Hovhannes Tamoyan


PhD Student at the
Technical University of Darmstadt


Prof. Iryna Gurevych

working on

Natural Language Processing
LLM Self-Awareness, Synthetic Data Generation, and Code Generation

Research Tools

🦁 UrarTU

Machine learning framework designed with a user-friendly YAML-based configuration system. It features streamlined Slurm job submission and a flexible architecture, allowing users to effortlessly orchestrate complex machine learning workflows.

🗂️ OrganizeNoc

All-in-one extension suite tailored for researchers, designed to enhance the management and exploration of academic materials. Key features encompass metadata extraction, PDF highlight processing, and AI-powered paper queries.

🐈‍⬛ tmynNLP

Natural language processing pipeline, equipped with intuitive abstractions. Supports a diverse array of NLP tasks, enabling seamless and efficient processing across various tasks.

Featured Publications

LLM Roleplay: Simulating Human-Chatbot Interaction

Hovhannes Tamoyan et al.

We propose LLM-Roleplay, a fast and cheap method for generating human-chatbot dialogues, using large language models (LLMs). By embodying textually described personas, LLM-Roleplay generates diverse, multi-turn dialogues that replicate the nuances of real conversational exchanges between human and chatbot. We evaluate this approach by comparing natural human-chatbot dialogues across different sociodemographic groups with those produced by our method. The findings demonstrate that LLM-Roleplay effectively mimics human-chatbot interactions, achieving a high indistinguishability rate between generated and real dialogues.
Scaling Autoregressive Multi-Modal Models: Pretraining and Instruction Tuning

Armen Aghajanyan*, Lili Yu*, Bowen Shi*, Ramakanth Pasunuru*, Hovhannes Tamoyan, Luke Zettlemoyer et al.
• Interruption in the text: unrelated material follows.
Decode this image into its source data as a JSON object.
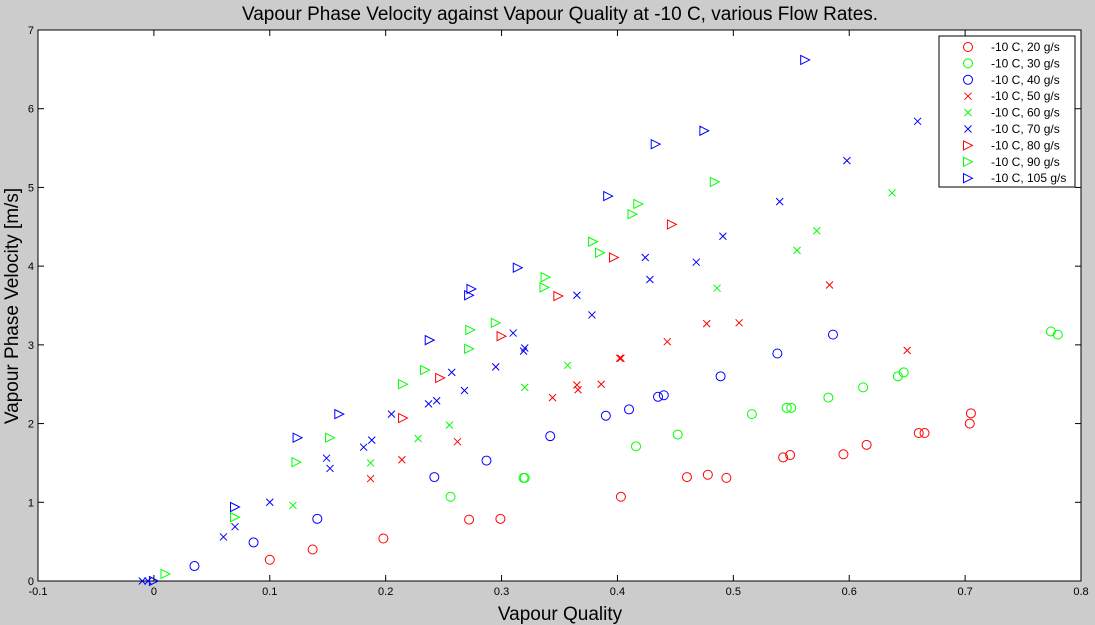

Introducing CM3Leon - a powerful, retrieval-augmented, token-based, decoder-only multi-modal language model. It excels in generating and infilling both text and images. CM3Leon leverages the CM3 multi-modal architecture and showcases the significant advantages of scaling up and fine-tuning using diverse instruction-style data. It stands out as the first multi-modal model trained with a recipe adapted from text-only language models. Incorporating a large-scale retrieval-augmented pretraining stage and a multi-task supervised fine-tuning (SFT) stage, CM3Leon achieves state-of-the-art performance in text-to-image generation with 5 times less training compute than comparable methods, boasting a zero-shot MS-COCO FID of 4.88.
BARTSmiles: Generative Masked Language Models for Molecular Representations

Gayane Chilingaryan*, Hovhannes Tamoyan*, Ani Tevosyan*, et al.
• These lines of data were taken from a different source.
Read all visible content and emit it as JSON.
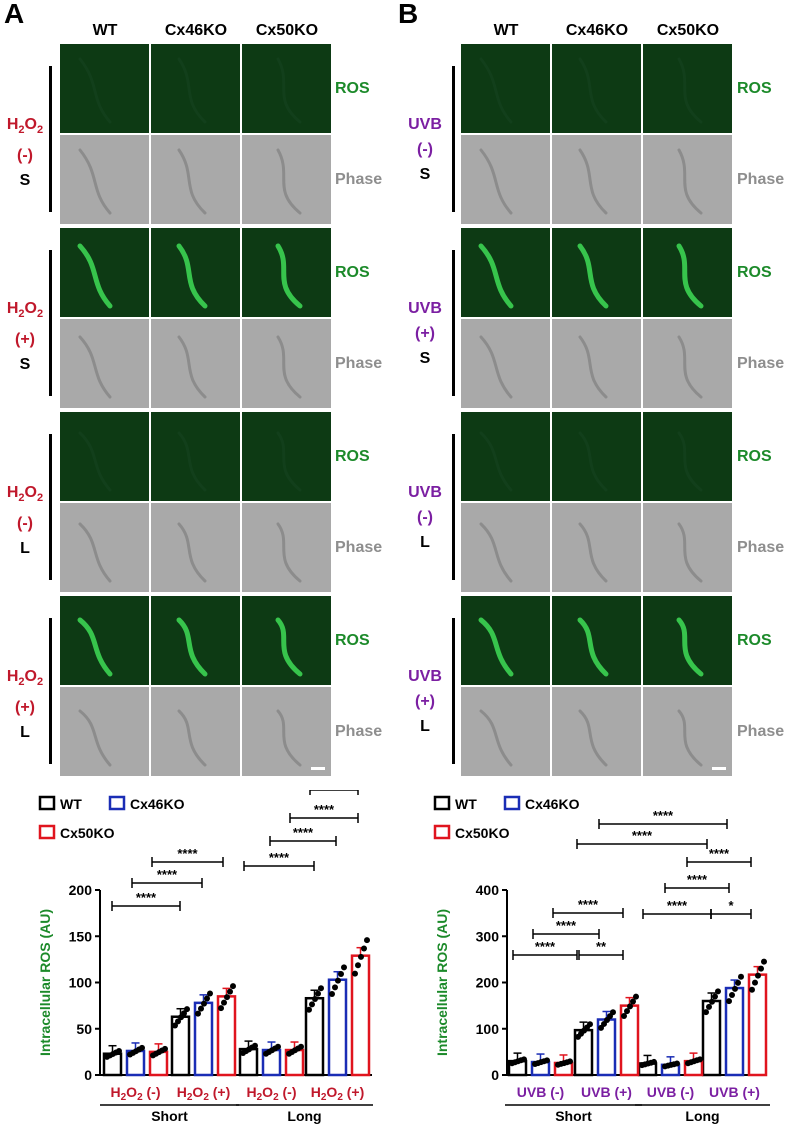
{
  "panels": [
    {
      "letter": "A",
      "columns": [
        "WT",
        "Cx46KO",
        "Cx50KO"
      ],
      "blocks": [
        {
          "agent": "H",
          "sub": "2",
          "o": "O",
          "subo": "2",
          "state": "(-)",
          "size": "S",
          "agent_color": "#c0182b"
        },
        {
          "agent": "H",
          "sub": "2",
          "o": "O",
          "subo": "2",
          "state": "(+)",
          "size": "S",
          "agent_color": "#c0182b"
        },
        {
          "agent": "H",
          "sub": "2",
          "o": "O",
          "subo": "2",
          "state": "(-)",
          "size": "L",
          "agent_color": "#c0182b"
        },
        {
          "agent": "H",
          "sub": "2",
          "o": "O",
          "subo": "2",
          "state": "(+)",
          "size": "L",
          "agent_color": "#c0182b"
        }
      ]
    },
    {
      "letter": "B",
      "columns": [
        "WT",
        "Cx46KO",
        "Cx50KO"
      ],
      "blocks": [
        {
          "agent": "UVB",
          "sub": "",
          "o": "",
          "subo": "",
          "state": "(-)",
          "size": "S",
          "agent_color": "#7b1fa2"
        },
        {
          "agent": "UVB",
          "sub": "",
          "o": "",
          "subo": "",
          "state": "(+)",
          "size": "S",
          "agent_color": "#7b1fa2"
        },
        {
          "agent": "UVB",
          "sub": "",
          "o": "",
          "subo": "",
          "state": "(-)",
          "size": "L",
          "agent_color": "#7b1fa2"
        },
        {
          "agent": "UVB",
          "sub": "",
          "o": "",
          "subo": "",
          "state": "(+)",
          "size": "L",
          "agent_color": "#7b1fa2"
        }
      ]
    }
  ],
  "labels": {
    "ros": "ROS",
    "phase": "Phase"
  },
  "colors": {
    "ros_text": "#1c8a2a",
    "phase_text": "#8e8e8e",
    "h2o2": "#c0182b",
    "uvb": "#7b1fa2",
    "wt": "#000000",
    "cx46": "#1a2db5",
    "cx50": "#e0141e"
  },
  "chart_data": [
    {
      "type": "bar",
      "ylabel": "Intracellular ROS (AU)",
      "ylim": [
        0,
        200
      ],
      "yticks": [
        0,
        50,
        100,
        150,
        200
      ],
      "legend": [
        "WT",
        "Cx46KO",
        "Cx50KO"
      ],
      "categories": [
        "H2O2 (-) Short",
        "H2O2 (+) Short",
        "H2O2 (-) Long",
        "H2O2 (+) Long"
      ],
      "group_labels": [
        "Short",
        "Long"
      ],
      "series": [
        {
          "name": "WT",
          "values": [
            23,
            63,
            28,
            83
          ]
        },
        {
          "name": "Cx46KO",
          "values": [
            26,
            78,
            27,
            103
          ]
        },
        {
          "name": "Cx50KO",
          "values": [
            25,
            85,
            27,
            129
          ]
        }
      ],
      "significance": [
        "****",
        "****",
        "****",
        "****",
        "****",
        "****",
        "****",
        "**",
        "***"
      ]
    },
    {
      "type": "bar",
      "ylabel": "Intracellular ROS (AU)",
      "ylim": [
        0,
        400
      ],
      "yticks": [
        0,
        100,
        200,
        300,
        400
      ],
      "legend": [
        "WT",
        "Cx46KO",
        "Cx50KO"
      ],
      "categories": [
        "UVB (-) Short",
        "UVB (+) Short",
        "UVB (-) Long",
        "UVB (+) Long"
      ],
      "group_labels": [
        "Short",
        "Long"
      ],
      "series": [
        {
          "name": "WT",
          "values": [
            30,
            97,
            25,
            160
          ]
        },
        {
          "name": "Cx46KO",
          "values": [
            28,
            120,
            22,
            188
          ]
        },
        {
          "name": "Cx50KO",
          "values": [
            26,
            150,
            30,
            217
          ]
        }
      ],
      "significance": [
        "****",
        "****",
        "****",
        "**",
        "****",
        "****",
        "*",
        "****",
        "****",
        "****"
      ]
    }
  ]
}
We present a BART-like model: BARTSmiles, pre-trained on molecular representations. We quantitatively show that when applied to the molecular domain, the BART objective learns representations that implicitly encode our downstream tasks of interest. BARTSmiles consistently outperforms other self-supervised representations across classification, regression, and generation tasks setting a new SOTA on 11 tasks. Lastly, we show that standard attribution interpretability methods, when applied to BARTSmiles, highlight certain substructures that chemists use to explain specific properties of molecules.
YerevaNN’s Systems for WMT20 Biomedical Translation Task: The Effect of Fixing Misaligned Sentence Pairs

Karen Hambardzumyan, Hovhannes Tamoyan and Hrant Khachatrian

We provide systems for en-ru and en-de language pairs for the WMT20 Biomedical Machine Translation shared task. For the en-ru pair, our submissions achieve the best BLEU scores, with en→ru direction outperforming the other systems by a significant margin. We explain most of the improvements by our heavy data preprocessing pipeline which attempts to fix poorly aligned sentences in the parallel data.